Dispatch accepted my out-of-service announcement without comment. I noticed no particular eagerness on Estelle Reyes’ part to finish her day, but I figured that she had her own thinking to do, including instructions to return in the morning for the dayshift with dispatcher T.C. Barnes. She’d had a hell of an introduction to Posadas County affairs, and dispatch would be a good change-up. Barnes was steady, happily married to Ethel, a young lady whose old-fashioned name had always tickled me. She was the only Ethel I knew. The two Barnes youngsters, Kit and Paul, enjoyed school to the point where I actually had an autographed Paul Barnes fingerpainting on my office wall, created nearly a decade ago. I’m sure the little kid had confused me for someone else-Santa Claus, maybe, but what the hell. The painting was a splash of color in an otherwise monotonous institutional scheme.

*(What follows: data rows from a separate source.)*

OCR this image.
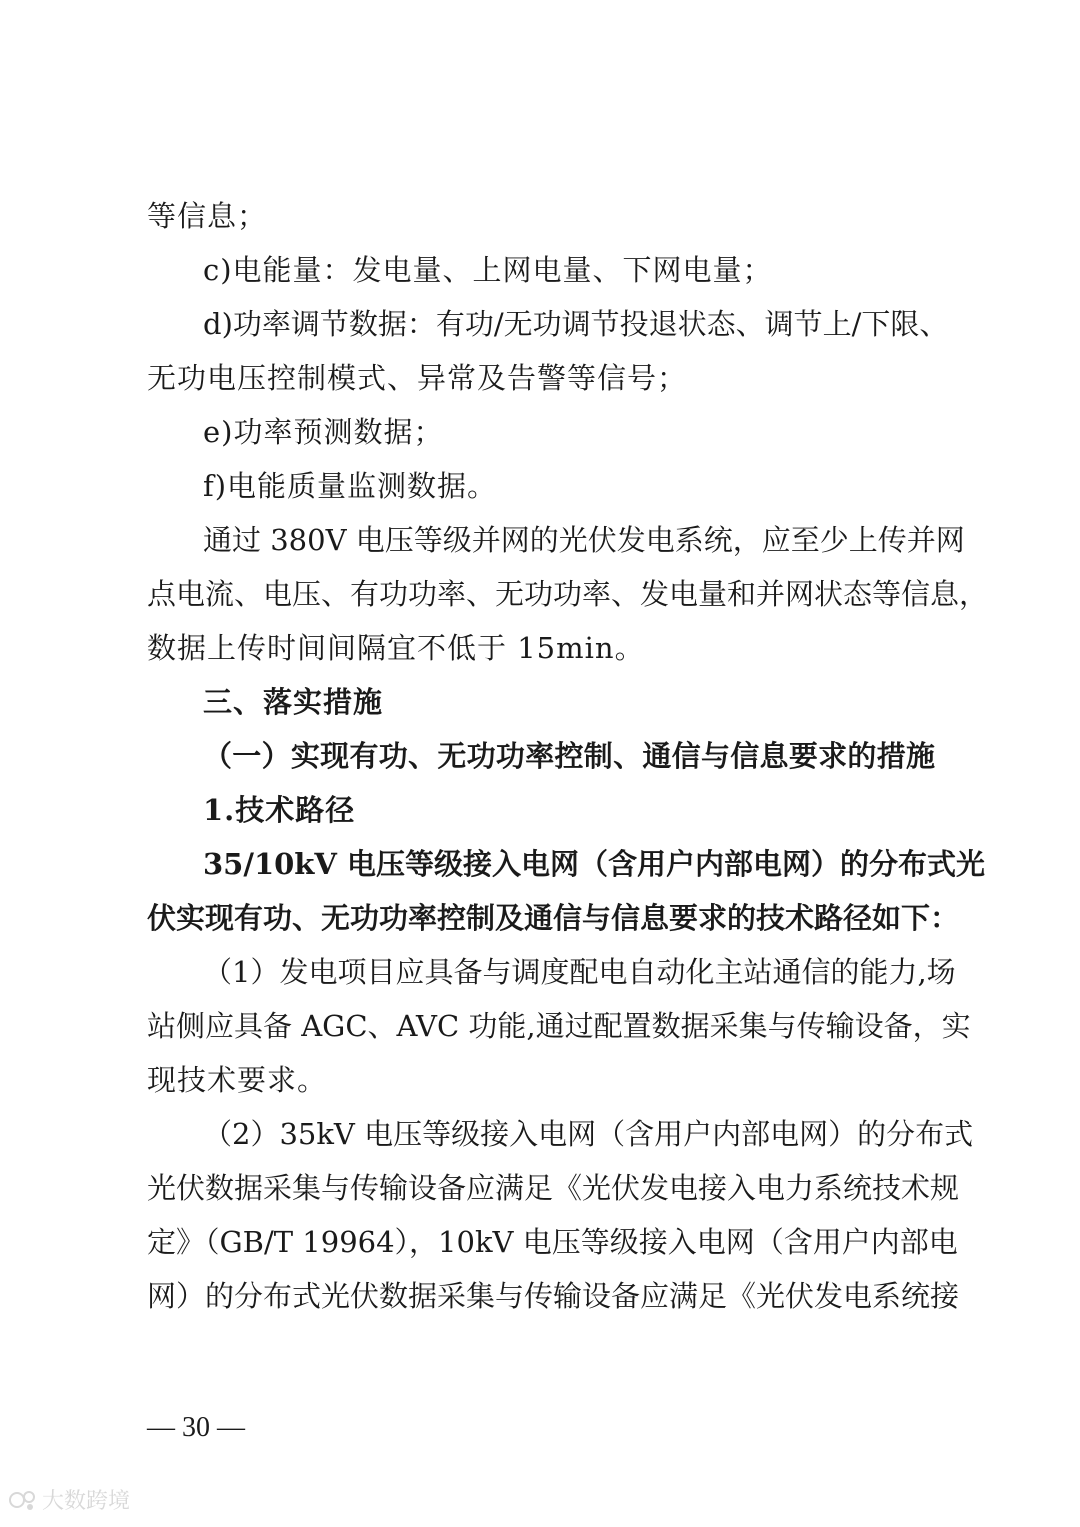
等信息；
c)电能量：发电量、上网电量、下网电量；
d)功率调节数据：有功/无功调节投退状态、调节上/下限、
无功电压控制模式、异常及告警等信号；
e)功率预测数据；
f)电能质量监测数据。
通过 380V 电压等级并网的光伏发电系统，应至少上传并网
点电流、电压、有功功率、无功功率、发电量和并网状态等信息，
数据上传时间间隔宜不低于 15min。
三、落实措施
（一）实现有功、无功功率控制、通信与信息要求的措施
1.技术路径
35/10kV 电压等级接入电网（含用户内部电网）的分布式光
伏实现有功、无功功率控制及通信与信息要求的技术路径如下：
（1）发电项目应具备与调度配电自动化主站通信的能力,场
站侧应具备 AGC、AVC 功能,通过配置数据采集与传输设备，实
现技术要求。
（2）35kV 电压等级接入电网（含用户内部电网）的分布式
光伏数据采集与传输设备应满足《光伏发电接入电力系统技术规
定》（GB/T 19964），10kV 电压等级接入电网（含用户内部电
网）的分布式光伏数据采集与传输设备应满足《光伏发电系统接
— 30 —
大数跨境
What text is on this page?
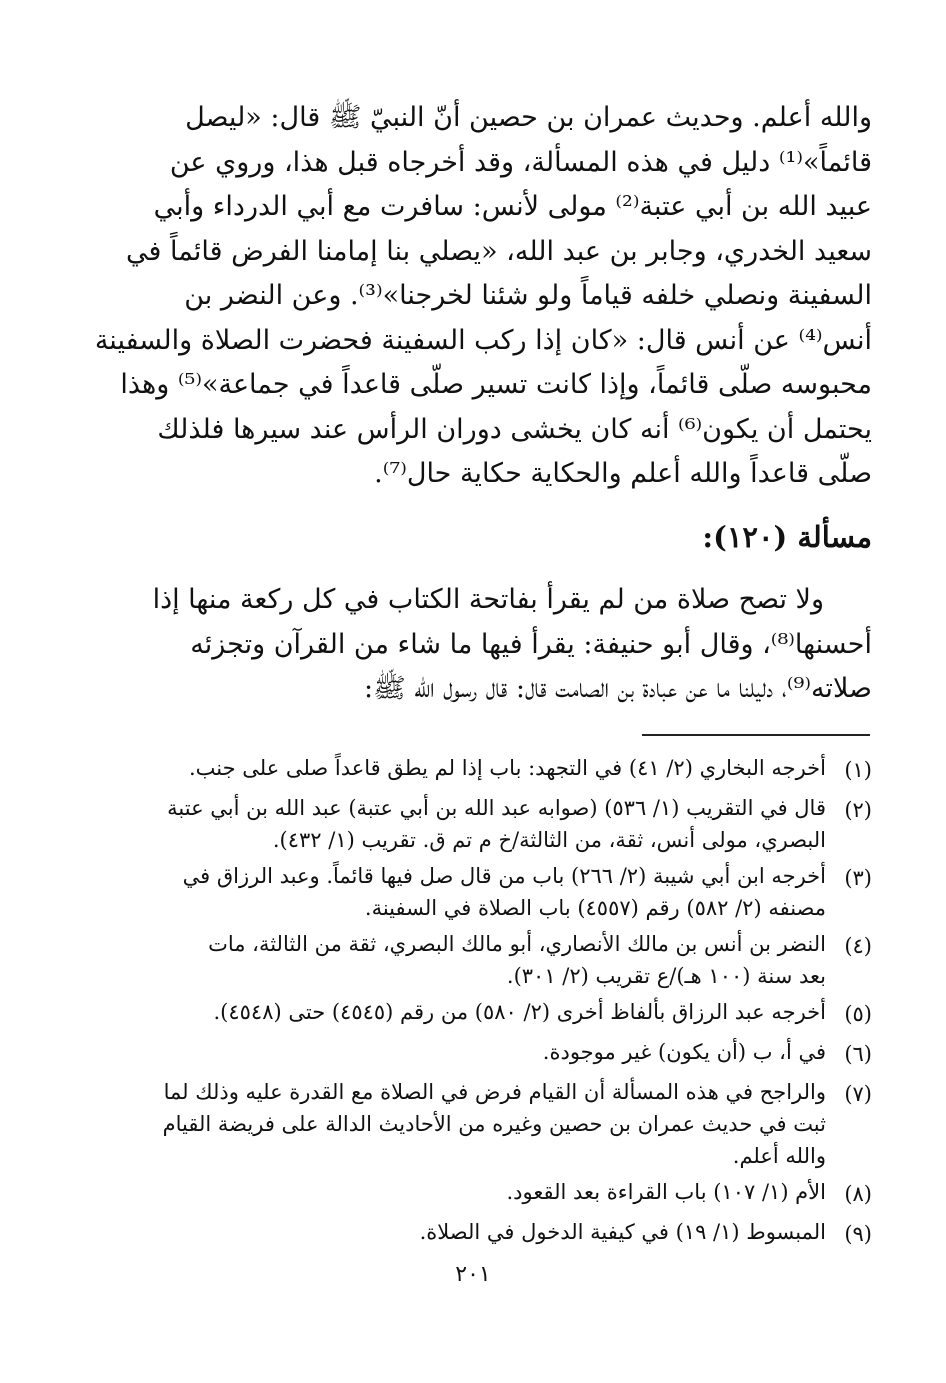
والله أعلم. وحديث عمران بن حصين أنّ النبيّ ﷺ قال: «ليصل
قائماً»⁽¹⁾ دليل في هذه المسألة، وقد أخرجاه قبل هذا، وروي عن
عبيد الله بن أبي عتبة⁽²⁾ مولى لأنس: سافرت مع أبي الدرداء وأبي
سعيد الخدري، وجابر بن عبد الله، «يصلي بنا إمامنا الفرض قائماً في
السفينة ونصلي خلفه قياماً ولو شئنا لخرجنا»⁽³⁾. وعن النضر بن
أنس⁽⁴⁾ عن أنس قال: «كان إذا ركب السفينة فحضرت الصلاة والسفينة
محبوسه صلّى قائماً، وإذا كانت تسير صلّى قاعداً في جماعة»⁽⁵⁾ وهذا
يحتمل أن يكون⁽⁶⁾ أنه كان يخشى دوران الرأس عند سيرها فلذلك
صلّى قاعداً والله أعلم والحكاية حكاية حال⁽⁷⁾.
مسألة (١٢٠):
ولا تصح صلاة من لم يقرأ بفاتحة الكتاب في كل ركعة منها إذا
أحسنها⁽⁸⁾، وقال أبو حنيفة: يقرأ فيها ما شاء من القرآن وتجزئه
صلاته⁽⁹⁾، دليلنا ما عن عبادة بن الصامت قال: قال رسول الله ﷺ:
(١)
أخرجه البخاري (٢/ ٤١) في التجهد: باب إذا لم يطق قاعداً صلى على جنب.
(٢)
قال في التقريب (١/ ٥٣٦) (صوابه عبد الله بن أبي عتبة) عبد الله بن أبي عتبة
البصري، مولى أنس، ثقة، من الثالثة/خ م تم ق. تقريب (١/ ٤٣٢).
(٣)
أخرجه ابن أبي شيبة (٢/ ٢٦٦) باب من قال صل فيها قائماً. وعبد الرزاق في
مصنفه (٢/ ٥٨٢) رقم (٤٥٥٧) باب الصلاة في السفينة.
(٤)
النضر بن أنس بن مالك الأنصاري، أبو مالك البصري، ثقة من الثالثة، مات
بعد سنة (١٠٠ هـ)/ع تقريب (٢/ ٣٠١).
(٥)
أخرجه عبد الرزاق بألفاظ أخرى (٢/ ٥٨٠) من رقم (٤٥٤٥) حتى (٤٥٤٨).
(٦)
في أ، ب (أن يكون) غير موجودة.
(٧)
والراجح في هذه المسألة أن القيام فرض في الصلاة مع القدرة عليه وذلك لما
ثبت في حديث عمران بن حصين وغيره من الأحاديث الدالة على فريضة القيام
والله أعلم.
(٨)
الأم (١/ ١٠٧) باب القراءة بعد القعود.
(٩)
المبسوط (١/ ١٩) في كيفية الدخول في الصلاة.
٢٠١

T.C. could be counted on to give the new hire a thorough orientation during his shift. He might not be entirely immune to having someone who looked like a damn movie star sitting at his elbow all day, but it would be a good test of his concentration.
By the time I finished my dinner and headed home, comfortably overfed and feeling sleepy, the village had settled into the evening.